Thursday, 1 September 2016

This Book is a Painting - I'll Give You the Sun by Jandy Nelson

"It's about magic." - Jandy Nelson, I'll Give You the Sun 

The above quote pretty much sums up this novel and yet, at the same time, it doesn't. It's about family and romance, art and alcohol, doughnuts and ghosts. It is essentially chocolate cake in book form.

Technically, it's two novels. The first is called The Invisible Museum and is written by Noah at age 13-14. The second is The History of Luck, by Jude, aged 16. These two stories weave in and out of each other, essentially giving us the before and after of the twins' story.
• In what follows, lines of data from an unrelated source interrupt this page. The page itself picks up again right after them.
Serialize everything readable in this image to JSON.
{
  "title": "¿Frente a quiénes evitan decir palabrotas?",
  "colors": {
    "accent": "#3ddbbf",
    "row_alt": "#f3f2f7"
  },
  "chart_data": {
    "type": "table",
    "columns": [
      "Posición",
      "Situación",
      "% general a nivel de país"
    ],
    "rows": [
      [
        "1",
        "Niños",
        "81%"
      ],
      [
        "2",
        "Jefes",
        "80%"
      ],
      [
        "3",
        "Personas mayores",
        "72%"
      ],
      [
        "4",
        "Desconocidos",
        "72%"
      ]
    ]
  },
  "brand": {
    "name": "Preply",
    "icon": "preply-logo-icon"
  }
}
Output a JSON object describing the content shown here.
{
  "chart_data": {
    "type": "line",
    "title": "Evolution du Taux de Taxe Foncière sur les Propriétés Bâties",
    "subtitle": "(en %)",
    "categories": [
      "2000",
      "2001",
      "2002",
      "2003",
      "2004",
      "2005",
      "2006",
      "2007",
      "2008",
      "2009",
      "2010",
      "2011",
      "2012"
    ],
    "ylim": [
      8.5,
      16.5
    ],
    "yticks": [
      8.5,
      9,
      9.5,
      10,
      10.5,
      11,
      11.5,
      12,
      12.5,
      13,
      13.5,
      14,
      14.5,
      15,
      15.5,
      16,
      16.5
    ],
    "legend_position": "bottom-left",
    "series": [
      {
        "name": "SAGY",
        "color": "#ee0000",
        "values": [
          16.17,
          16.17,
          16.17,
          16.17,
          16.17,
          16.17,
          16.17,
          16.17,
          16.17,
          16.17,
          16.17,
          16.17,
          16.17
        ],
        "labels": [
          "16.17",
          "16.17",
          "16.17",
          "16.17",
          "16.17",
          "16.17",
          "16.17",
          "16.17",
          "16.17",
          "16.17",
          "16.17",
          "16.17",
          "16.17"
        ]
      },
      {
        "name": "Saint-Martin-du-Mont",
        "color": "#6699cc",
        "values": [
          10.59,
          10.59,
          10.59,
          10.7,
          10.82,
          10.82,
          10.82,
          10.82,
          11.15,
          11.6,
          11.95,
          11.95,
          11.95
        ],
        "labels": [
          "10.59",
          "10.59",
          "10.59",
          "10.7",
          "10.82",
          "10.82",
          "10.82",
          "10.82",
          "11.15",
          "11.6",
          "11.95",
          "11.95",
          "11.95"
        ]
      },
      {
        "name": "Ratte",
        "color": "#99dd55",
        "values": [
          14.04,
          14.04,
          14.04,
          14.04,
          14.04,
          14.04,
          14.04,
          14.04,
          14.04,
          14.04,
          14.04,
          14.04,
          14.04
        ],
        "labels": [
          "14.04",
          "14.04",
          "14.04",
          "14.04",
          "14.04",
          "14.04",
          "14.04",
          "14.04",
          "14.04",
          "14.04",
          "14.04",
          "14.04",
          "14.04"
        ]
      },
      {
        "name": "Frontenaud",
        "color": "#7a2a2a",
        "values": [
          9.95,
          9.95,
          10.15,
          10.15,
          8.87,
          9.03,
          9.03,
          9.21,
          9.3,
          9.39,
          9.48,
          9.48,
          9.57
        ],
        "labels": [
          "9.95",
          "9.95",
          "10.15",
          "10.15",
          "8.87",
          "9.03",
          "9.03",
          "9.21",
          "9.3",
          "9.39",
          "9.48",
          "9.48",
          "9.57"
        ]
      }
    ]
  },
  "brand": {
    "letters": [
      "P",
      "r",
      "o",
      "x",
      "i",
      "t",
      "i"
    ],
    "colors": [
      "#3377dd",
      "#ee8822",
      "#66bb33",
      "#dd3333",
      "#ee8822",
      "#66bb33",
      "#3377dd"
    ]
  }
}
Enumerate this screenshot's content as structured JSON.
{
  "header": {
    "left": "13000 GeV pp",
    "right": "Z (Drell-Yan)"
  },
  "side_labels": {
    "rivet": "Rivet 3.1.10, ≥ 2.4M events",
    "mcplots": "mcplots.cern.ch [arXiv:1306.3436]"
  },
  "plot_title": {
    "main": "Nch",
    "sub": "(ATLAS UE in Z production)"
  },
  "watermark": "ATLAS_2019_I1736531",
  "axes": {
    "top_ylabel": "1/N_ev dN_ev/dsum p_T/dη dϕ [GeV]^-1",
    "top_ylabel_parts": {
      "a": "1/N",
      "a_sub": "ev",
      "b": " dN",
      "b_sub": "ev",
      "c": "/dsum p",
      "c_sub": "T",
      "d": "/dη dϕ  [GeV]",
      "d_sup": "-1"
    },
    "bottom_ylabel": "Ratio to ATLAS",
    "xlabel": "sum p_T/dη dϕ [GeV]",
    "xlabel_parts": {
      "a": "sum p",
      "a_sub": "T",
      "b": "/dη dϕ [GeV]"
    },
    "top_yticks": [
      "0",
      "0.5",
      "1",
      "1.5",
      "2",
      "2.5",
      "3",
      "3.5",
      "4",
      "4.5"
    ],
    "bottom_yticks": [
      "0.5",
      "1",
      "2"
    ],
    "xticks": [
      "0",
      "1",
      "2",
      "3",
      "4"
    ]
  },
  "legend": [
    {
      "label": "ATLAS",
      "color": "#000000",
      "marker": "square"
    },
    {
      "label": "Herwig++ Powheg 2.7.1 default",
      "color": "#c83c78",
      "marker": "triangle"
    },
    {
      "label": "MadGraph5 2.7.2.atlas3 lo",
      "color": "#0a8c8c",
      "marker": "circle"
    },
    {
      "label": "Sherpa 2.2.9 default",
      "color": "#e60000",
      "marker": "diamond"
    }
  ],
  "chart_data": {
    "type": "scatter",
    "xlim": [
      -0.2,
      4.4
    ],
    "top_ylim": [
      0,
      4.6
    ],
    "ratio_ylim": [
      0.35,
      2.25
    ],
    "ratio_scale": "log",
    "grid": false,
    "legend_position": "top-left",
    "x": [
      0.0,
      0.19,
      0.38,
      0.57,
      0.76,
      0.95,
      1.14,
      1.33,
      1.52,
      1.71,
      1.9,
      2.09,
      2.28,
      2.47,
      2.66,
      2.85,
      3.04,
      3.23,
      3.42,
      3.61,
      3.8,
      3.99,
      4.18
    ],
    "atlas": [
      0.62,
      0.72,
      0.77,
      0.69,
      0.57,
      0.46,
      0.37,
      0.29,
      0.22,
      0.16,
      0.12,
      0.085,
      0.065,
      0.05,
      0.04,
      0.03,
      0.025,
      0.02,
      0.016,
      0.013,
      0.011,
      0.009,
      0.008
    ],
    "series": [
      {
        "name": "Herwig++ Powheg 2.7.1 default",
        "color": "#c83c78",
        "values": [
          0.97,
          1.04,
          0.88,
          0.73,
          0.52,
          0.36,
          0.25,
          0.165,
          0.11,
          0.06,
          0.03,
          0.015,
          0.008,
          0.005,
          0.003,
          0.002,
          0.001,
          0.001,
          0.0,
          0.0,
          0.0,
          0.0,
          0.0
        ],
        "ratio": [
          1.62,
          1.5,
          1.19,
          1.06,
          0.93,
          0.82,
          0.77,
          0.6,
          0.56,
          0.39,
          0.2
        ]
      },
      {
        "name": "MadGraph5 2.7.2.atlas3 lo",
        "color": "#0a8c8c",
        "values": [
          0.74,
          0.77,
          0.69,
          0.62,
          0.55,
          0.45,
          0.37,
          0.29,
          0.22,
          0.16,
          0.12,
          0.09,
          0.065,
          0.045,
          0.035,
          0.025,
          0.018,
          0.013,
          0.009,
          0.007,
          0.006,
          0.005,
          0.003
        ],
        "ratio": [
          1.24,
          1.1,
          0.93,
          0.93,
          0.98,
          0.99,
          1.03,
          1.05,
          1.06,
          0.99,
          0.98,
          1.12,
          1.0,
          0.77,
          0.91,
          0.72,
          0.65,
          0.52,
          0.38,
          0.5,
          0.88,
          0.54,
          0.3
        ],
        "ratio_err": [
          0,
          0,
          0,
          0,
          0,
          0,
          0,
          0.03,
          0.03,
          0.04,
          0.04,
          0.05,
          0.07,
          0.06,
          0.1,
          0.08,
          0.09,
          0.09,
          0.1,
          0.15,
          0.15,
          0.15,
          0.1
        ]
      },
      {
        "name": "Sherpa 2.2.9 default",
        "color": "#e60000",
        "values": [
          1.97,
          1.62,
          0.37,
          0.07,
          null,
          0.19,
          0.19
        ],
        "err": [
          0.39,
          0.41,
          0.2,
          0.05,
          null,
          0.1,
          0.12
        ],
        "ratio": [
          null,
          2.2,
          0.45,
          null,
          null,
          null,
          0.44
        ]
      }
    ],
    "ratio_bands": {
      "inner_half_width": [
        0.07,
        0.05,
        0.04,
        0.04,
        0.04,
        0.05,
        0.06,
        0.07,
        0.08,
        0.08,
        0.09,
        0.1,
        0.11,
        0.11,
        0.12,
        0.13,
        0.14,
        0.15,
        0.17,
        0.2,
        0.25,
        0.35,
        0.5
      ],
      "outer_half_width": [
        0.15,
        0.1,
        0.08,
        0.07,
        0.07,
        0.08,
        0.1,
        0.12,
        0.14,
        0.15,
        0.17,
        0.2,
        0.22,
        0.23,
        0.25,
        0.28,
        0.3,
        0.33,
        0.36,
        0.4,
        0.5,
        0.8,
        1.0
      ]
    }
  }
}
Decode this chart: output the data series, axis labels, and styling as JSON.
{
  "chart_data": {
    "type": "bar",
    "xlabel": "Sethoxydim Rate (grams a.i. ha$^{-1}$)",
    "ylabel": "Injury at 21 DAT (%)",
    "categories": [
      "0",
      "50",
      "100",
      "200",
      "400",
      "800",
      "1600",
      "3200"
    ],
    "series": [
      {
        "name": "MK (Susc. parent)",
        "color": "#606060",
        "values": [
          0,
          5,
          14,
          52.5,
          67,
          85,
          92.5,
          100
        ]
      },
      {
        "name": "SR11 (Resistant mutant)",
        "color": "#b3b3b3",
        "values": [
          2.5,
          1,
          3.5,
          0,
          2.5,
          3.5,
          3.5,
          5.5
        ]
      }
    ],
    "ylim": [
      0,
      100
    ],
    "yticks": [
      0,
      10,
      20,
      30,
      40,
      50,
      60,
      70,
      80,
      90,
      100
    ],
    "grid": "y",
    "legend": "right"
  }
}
It works brilliantly, the stories blending perfectly together. I love a good bit of hyperbole, and this novel is full of it. It's also packed with beautiful metaphors and stunning similes.

Jude and Noah are both complex characters who change so much after the tragic event that they almost become each other, and yet they don't. Noah is artistic and sensitive, whereas Jude is a superstitious hyperchondriac. Despite this, they are similar enough for you to believe that they're related. Their mother essentially nurtured the jealousy within them by pitting them and their art against one another. How do you compare paintings to dresses and sculptures? Would you ask a tailor to sketch you a sunset? They're both flawed, and we can see why.

There is romance (the novel practically revolves around it) all of which is a little too fast-moving for my taste. I like how it explores the way that love pushes us to the edge (and, occasionally, over it). Love doesn't only accomplish good. Bad things happen too. I liked Oscar, but I'm not sure he was ready to enter a proper relationship. I'm not sure he was reliable. 

(You're not sure?)

Okay. He wasn't reliable. Like, at all. 

I don't think Brian and Noah ready to be in a relationship either, but for a different reason. Brian was scared. I think he needed some time to grow and become more confident in himself first. Noah, meanwhile, was selfish about Brian's insecurities when he needed to be understanding. Like all of the characters in this novel, the love interests were not just the love interests. They had quirks. And I did like that, because too often love interests are unbelievably perfect. 

(Or, at least, we're told that they're unbelievably perfect.)
I recommend this novel to the world. Nay, the universe. 

Have you read I'll Give You the Sun?